Pour François, tout se tient, toutes les créatures ont leur raison d’être et le genre humain se doit de magnifier un monde créé par amour et pour la joie de tous. Nous avons à annoncer un monde nouveau où la paix règnera entre des créatures qui ne seront plus rivales mais capables de vivre en harmonie les unes avec les autres, selon la vision d’Isaïe (Is 11,6-8). Naïveté franciscaine, pieux souhait ? Pourtant, ce monde-là nous est entrouvert par la Parole de Dieu. Certes, ce monde nouveau où la fraternité sera universelle est encore loin et balbutiant dans nos récentes tentatives de protection de la nature, d’inquiétudes environnementales, etc.

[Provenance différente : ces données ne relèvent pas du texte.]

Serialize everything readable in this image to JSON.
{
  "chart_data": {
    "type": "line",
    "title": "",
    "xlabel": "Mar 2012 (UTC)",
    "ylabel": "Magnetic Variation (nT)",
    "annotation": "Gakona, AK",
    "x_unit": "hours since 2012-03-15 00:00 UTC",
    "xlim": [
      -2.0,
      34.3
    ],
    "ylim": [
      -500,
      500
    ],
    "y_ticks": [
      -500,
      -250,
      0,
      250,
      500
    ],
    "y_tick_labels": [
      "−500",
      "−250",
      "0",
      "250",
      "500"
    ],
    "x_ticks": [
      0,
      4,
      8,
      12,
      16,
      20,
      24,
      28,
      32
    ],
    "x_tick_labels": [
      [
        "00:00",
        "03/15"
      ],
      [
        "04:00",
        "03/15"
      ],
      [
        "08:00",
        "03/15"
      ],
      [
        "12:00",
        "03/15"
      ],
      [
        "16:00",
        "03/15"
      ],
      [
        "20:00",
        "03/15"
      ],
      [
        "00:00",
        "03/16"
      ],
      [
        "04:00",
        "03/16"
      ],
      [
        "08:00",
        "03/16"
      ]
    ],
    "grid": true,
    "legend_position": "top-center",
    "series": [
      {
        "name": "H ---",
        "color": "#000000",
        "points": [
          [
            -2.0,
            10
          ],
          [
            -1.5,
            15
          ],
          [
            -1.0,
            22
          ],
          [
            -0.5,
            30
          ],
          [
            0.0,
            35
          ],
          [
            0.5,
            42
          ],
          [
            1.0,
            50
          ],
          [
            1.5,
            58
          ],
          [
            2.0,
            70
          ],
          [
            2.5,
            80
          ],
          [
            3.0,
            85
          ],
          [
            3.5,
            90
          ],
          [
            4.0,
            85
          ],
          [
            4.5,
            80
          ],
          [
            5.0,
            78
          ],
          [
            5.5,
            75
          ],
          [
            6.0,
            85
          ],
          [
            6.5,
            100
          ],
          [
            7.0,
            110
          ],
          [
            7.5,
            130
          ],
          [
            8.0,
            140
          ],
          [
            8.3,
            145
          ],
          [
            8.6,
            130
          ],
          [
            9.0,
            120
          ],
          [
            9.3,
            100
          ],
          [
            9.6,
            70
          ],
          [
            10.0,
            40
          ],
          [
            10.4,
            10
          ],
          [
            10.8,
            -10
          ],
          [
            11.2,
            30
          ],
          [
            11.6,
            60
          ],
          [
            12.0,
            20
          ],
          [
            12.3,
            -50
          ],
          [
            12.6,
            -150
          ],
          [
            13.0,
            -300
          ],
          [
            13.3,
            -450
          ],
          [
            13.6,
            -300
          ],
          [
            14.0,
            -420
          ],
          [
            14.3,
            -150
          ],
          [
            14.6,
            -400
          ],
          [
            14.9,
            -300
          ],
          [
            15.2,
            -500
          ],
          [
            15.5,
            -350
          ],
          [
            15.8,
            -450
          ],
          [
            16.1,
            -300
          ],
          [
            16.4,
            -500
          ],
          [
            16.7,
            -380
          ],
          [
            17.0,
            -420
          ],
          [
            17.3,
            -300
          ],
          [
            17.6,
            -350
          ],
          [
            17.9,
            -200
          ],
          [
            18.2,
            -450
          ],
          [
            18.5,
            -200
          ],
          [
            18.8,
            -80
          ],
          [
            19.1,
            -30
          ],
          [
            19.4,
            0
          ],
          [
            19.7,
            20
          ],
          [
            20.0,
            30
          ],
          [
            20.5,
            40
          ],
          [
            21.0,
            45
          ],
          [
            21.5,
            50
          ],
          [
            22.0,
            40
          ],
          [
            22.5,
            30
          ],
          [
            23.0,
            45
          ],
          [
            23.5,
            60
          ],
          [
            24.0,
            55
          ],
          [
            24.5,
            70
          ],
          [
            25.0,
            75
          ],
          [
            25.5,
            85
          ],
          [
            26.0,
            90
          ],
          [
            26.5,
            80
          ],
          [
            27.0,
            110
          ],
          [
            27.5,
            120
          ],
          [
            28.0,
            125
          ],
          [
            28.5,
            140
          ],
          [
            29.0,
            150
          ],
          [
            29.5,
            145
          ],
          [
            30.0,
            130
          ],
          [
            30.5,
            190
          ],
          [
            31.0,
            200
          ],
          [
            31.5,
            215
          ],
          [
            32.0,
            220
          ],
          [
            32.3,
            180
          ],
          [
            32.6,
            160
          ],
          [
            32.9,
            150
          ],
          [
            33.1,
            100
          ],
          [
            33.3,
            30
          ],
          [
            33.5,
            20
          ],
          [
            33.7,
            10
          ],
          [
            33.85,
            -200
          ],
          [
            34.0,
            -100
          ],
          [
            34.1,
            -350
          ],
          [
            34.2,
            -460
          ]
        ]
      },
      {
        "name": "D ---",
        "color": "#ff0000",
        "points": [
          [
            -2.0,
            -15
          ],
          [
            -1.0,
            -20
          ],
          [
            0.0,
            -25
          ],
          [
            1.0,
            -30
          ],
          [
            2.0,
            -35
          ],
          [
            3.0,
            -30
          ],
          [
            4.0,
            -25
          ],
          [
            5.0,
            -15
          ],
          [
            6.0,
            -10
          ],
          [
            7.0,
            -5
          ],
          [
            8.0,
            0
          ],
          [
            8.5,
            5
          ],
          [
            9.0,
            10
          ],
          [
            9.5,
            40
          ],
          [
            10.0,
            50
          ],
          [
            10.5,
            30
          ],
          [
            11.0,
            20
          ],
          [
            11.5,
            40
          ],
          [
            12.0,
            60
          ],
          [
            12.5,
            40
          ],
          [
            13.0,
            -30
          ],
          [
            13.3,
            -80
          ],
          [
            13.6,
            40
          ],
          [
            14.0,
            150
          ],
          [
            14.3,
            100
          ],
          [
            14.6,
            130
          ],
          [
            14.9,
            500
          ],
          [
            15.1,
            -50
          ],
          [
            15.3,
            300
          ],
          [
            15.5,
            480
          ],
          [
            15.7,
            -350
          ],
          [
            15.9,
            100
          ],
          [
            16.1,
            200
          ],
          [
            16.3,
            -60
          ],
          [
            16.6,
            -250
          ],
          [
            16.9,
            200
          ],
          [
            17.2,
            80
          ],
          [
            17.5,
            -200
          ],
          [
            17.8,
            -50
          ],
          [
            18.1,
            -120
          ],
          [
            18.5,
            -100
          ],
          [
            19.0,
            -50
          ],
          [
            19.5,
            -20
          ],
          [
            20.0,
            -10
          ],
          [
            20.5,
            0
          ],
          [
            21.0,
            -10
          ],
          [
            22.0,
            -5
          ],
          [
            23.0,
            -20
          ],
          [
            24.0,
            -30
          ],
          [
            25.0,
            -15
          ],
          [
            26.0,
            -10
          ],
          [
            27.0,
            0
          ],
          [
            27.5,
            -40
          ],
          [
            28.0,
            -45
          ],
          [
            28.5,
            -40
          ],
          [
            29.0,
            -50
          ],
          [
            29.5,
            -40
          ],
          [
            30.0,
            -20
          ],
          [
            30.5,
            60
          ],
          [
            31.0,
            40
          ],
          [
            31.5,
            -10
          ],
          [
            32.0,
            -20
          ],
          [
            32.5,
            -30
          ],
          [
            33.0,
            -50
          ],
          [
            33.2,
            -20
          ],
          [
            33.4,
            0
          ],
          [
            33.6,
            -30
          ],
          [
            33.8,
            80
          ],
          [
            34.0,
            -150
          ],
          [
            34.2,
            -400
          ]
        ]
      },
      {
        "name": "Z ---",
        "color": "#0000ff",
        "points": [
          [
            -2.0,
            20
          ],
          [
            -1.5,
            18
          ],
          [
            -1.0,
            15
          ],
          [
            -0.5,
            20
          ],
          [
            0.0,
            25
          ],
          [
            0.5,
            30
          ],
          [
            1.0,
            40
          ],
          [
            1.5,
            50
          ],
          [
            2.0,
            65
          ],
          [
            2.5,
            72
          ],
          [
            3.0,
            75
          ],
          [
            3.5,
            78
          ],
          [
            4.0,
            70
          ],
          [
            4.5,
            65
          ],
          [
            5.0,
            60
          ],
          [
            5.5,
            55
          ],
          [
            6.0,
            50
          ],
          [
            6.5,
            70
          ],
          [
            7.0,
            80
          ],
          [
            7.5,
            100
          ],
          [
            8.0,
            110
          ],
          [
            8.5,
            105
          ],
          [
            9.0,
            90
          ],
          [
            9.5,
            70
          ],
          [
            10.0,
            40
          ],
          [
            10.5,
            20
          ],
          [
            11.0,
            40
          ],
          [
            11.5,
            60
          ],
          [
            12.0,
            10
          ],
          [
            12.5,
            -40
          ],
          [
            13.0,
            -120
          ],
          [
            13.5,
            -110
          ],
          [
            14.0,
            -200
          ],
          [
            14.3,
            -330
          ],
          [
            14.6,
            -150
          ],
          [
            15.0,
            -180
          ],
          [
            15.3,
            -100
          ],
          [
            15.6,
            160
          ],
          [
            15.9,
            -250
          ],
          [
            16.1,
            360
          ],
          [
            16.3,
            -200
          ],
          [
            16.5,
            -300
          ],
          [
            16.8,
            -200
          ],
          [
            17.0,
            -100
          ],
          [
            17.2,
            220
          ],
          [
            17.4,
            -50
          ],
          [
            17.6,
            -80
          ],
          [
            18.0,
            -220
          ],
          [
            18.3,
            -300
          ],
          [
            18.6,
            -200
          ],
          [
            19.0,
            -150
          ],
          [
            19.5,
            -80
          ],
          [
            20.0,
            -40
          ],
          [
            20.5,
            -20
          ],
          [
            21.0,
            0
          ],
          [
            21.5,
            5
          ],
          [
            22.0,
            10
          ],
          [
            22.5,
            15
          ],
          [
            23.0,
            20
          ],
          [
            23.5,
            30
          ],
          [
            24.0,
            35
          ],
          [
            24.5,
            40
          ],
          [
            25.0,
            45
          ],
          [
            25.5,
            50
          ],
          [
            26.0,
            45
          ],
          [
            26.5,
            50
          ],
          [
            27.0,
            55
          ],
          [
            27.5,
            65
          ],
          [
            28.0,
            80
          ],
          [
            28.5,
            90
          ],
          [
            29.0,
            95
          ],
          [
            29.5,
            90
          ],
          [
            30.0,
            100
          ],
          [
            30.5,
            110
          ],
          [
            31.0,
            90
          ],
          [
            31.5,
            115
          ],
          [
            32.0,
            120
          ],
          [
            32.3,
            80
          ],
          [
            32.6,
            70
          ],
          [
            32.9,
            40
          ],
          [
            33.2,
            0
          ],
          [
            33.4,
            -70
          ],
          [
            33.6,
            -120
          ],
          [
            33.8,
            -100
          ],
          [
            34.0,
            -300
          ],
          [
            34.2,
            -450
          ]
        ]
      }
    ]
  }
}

Nous sommes frères et sœurs de tout élément minéral, végétal ou animal de l’univers créé parce que nés, comme toute créature, de la volonté du Créateur, de sa bonté prodigieuse et généreuse qui se déploie chaque jour sous nos yeux. D’ailleurs, l’examen attentif des lois qui régissent le monde des vivants démontre chaque jour l’interdépendance et la solidarité biologique des êtres créés. À des degrés divers, tout ce qui existe est, de quelque manière, partenaire de cette énorme aventure commune que nous appelons la création. Or, François avait ce sens très vif de la solidarité de toute chose avec sa voisine comme d’une lettre de l’alphabet pouvant, en se réunissant à d’autres, former le beau et saint nom de Dieu. Une fraternité universelle réunit donc tout ce qui existe sous le ciel, le monde visible et invisible, et rien de ce qui existe n’est inutile, mais tout se tient et participe à l’harmonie universelle.
Nous sommes donc frères, d’une manière unique et éminente, parce que tous participants de l’Esprit de Dieu, invités à l’aimer à la manière dont son Fils Unique l’aime et nous aime. Mais avant cela, nous sommes frères et sœurs à la racine de notre existence, par la volonté créatrice du Créateur qui nous a plongés dans une même communauté de destin, reliés à tout l’Univers, ce qu’exprime à sa manière la Genèse par ces premiers mots et ceux qui les suivent : « Au commencement, Dieu.. » (Gn 1)
Les scientifiques égrèneraient volontiers la liste de tout ce dont nous sommes redevables, comme êtres humains, aux autres créatures de rangs inférieurs, vertébrés ou invertébrés. Nous savons, en outre, que dans l’ordre de la grâce et de la foi, il n’y a de supérieur et de grand que dans le don et le service. Sans cesse, les sciences nous rappellent la multiplicité des dépendances et les chaînons qui relient tous les vivants. Un jour viendra où nous saurons mieux reconnaître tout ce que nous devons à nos frères et sœurs les Créatures, cachées au cœur de l’infiniment petit ou de l’infiniment grand. Ce jour-là, à la suite de François, dans le respect de la moindre pierre ou de l’infime ver de terre, nous réaliserons mieux la nécessité de devenir fraternels avec toute la Création et comment vivre pleinement à la hauteur de notre dignité de fils et filles de Dieu,notre Créateur,source de tout bien et de toute bénédiction.